The Nation carried a good news story on restoration of the Mau Forest Complex last week. The report appeared on Monday, September 24 headlined, “Politicians, lands officials and group ranch leaders to answer to Mau’s tragedy of commons” (p4).

“The government has lined up for prosecution tens of individuals it believes bear the greatest responsibility for the dishing out of huge swathes of the 46,000-hectare Maasai Mau forest,” the Nation reported.

“Rift Valley Regional Commissioner George Natembeya says the government has collected all it needs – green cards, topographical maps and gazette notices – and that it was all systems go for their arraignment to face charges for the destruction of one of the largest closed canopy forests in Africa.”

The Nation said among those targeted are top politicians and former Lands ministry officials stationed in Nairobi and Narok at the time.

This is certainly good news. Restoration of Kenya’s largest water tower, which has been extensively destroyed, has received wide media coverage for nearly a decade. It is long overdue.

For this, Kenyan journalists deserve commendation for bringing this man-made disaster to public attention and for piling pressure on the government to save the country’s critical biodiversity and livelihoods.

A 2018 report by the Kenya Water Towers Agency says by 2009 over 40 water sources in the complex had dried up. A task force formed by then Prime Minister Raila Odinga in 2008 reported that a quarter of the Mau was grabbed in just 15 years.

More than 60,000 people are being moved out of the Mau Forest Complex in the second round of evictions. But they are mostly innocent buyers of forest land who were conned by fraudsters with high-level connections.

Restoration of the Mau has been slow because of the politics involved. The issue has even taken a toll on the careers of certain politicians. Some Rift Valley bigwigs demand compensation and resettlement. But how do you claim rights over property acquired illegally?

Kenya has 18 gazetted and 23 non-gazetted water towers, Mau being the largest. A water tower is a forested area that acts as a receptacle for rainwater, stores the water in aquifers underneath and gradually releases the water to rivers and springs emanating from it.

The Mau is made up of 22 forest blocks in the five counties of Narok, Bomet, Kericho, Nakuru and Uasin Gishu.
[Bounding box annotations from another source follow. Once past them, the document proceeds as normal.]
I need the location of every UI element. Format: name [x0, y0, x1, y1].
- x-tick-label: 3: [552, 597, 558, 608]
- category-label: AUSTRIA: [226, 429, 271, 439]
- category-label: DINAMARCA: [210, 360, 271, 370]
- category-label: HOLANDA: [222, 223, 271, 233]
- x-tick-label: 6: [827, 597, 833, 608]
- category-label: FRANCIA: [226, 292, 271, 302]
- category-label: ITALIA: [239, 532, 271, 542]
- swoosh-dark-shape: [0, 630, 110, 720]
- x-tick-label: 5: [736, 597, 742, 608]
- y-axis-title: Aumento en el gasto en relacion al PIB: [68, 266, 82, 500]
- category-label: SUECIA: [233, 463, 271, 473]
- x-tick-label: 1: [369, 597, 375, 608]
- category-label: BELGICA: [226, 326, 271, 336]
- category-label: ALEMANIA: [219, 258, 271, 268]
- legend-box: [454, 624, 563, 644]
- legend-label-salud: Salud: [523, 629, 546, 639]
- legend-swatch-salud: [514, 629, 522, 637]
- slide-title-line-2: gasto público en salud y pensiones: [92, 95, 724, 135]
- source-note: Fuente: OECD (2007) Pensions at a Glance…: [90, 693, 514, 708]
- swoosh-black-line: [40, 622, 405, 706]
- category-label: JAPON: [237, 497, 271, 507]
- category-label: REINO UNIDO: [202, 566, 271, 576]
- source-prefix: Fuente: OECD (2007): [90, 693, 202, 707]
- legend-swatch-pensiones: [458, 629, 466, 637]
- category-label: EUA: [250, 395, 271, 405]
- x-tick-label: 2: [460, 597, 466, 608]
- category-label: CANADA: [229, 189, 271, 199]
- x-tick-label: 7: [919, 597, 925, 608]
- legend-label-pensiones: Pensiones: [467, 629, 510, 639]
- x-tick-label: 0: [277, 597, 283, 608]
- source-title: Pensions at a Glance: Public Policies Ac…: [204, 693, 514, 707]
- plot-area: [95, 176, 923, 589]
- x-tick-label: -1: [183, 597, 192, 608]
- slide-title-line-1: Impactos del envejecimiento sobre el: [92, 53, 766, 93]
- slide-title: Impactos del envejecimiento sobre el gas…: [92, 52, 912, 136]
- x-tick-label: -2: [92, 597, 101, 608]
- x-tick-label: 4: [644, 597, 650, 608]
It is the source of major rivers in the Rift Valley, Western Kenya and parts of Tanzania.

Will the Mau ever be restored? The government seems determined to do so. But the truth might lie not in the assurances of Regional Commissioner George Natembeya but in a cartoon by Nation caricaturist Victor Ndula.

The cartoon names the man bearing the greatest responsibility for destruction of the Mau. Ndula depicts him seated in stately comfort, aging gracefully right in the heart of the Mau. He is preaching to anyone who cares to hear: “Cut down one tree and plant two in its place”.

But there is no Mau, only the grand old man surrounded by tree stumps. Not a single tree in sight. The monster has cut down everything. All that remains besides the stumps is one of the (in)famous wooden symbols of his power. Greed and hypocrisy are the man’s true legacy, Ndula seems to suggest.

Does the government have the guts to uproot this monster and his associates from the Mau, or is the state content to chase out only unfortunate small peasants?

That is the question posed by People Daily editorial cartoonist Stano. His September 24 piece features a humongous government broom sweeping the Mau. But it is the dirt-poor people who are targeted to pave way for rich thieves.

In time, Kenyans will decide for themselves whom between the cartoonists and the government is telling the truth about Mau restoration. But for now the prophets have spoken.